Another positive derivative of the state’s massive investment in education across the board is exemplified by the number of out-of-school children in the state. In 2018, according to NBS, the state was ranked 10th out of 36 states with the lowest number of out-of-school children.

However, more could still be done, perhaps by the incoming administration, to improve access to education for kids in hard-to-reach communities, especially those in the riverine parts of the state.

Agriculture

Despite the repeated promises of the Okowa administration in his SMART Agenda to make agriculture and agro-allied business a viable source of revenue and employment generator, as a way to relieve the state’s overdependence on financial receipts from the oil and gas sector, all he did was pay lip service to the very vital sector.

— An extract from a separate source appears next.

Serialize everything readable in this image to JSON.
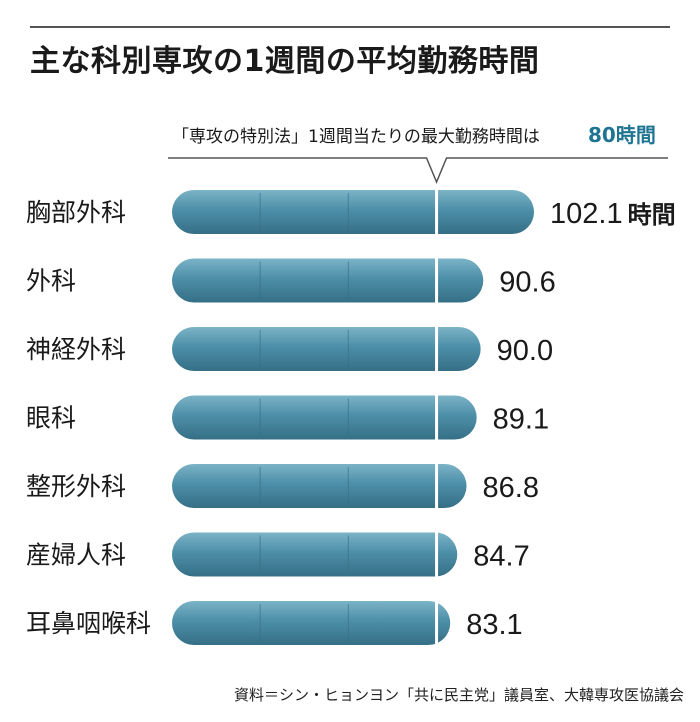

For all his years in power as governor, the highest budgetary allocation to agriculture was 1.5 per cent in 2017, a saddening far cry from the Maputo Declaration, which recommended that every government must allocate at least 10 per cent of its annual public spending to agriculture and rural development.

The Declaration came into being in 2003 as a measured response to the harsh reality that agricultural productivity in Africa had stagnated for a while and therefore needed to be reactivated.

Experts have said over the years that heavy investments in agriculture and its value chain will enhance food security, provide jobs for the teeming youths, increase the GDP of a state/country, expand per capita income, increase household wealth, e.t.c. Invariably if sustainably done in the long run, it will help deepen the economic diversification policy and programme of the government in the truest sense of the word.

Conclusion

Given the enormous statutory financial receipts from the federation account that accrued to the Delta State government in the last eight years, in addition to refunds from the federal government, plus what the state generated internally, could have done far better in its deliverables to the citizens of the state in terms of infrastructural and human capital development if there were reasonable resource mobilisation, project prioritisation and reduced debt burden, among others.

It is expected that the incoming administration will consolidate on the gains recorded by Mr Okowa, while also trying to bridge the many gaps identified in the administration, especially in the area of debt accumulation, miserable funding of agriculture and health, poor ease of doing business, poor record of job creation to arrest youth unemployment which is a significant source of youth restiveness in the state.

The citizens of the state really do need to enjoy the many benefits that come with being an oil producing state like the ones enjoyed by the citizens of the Gulf countries.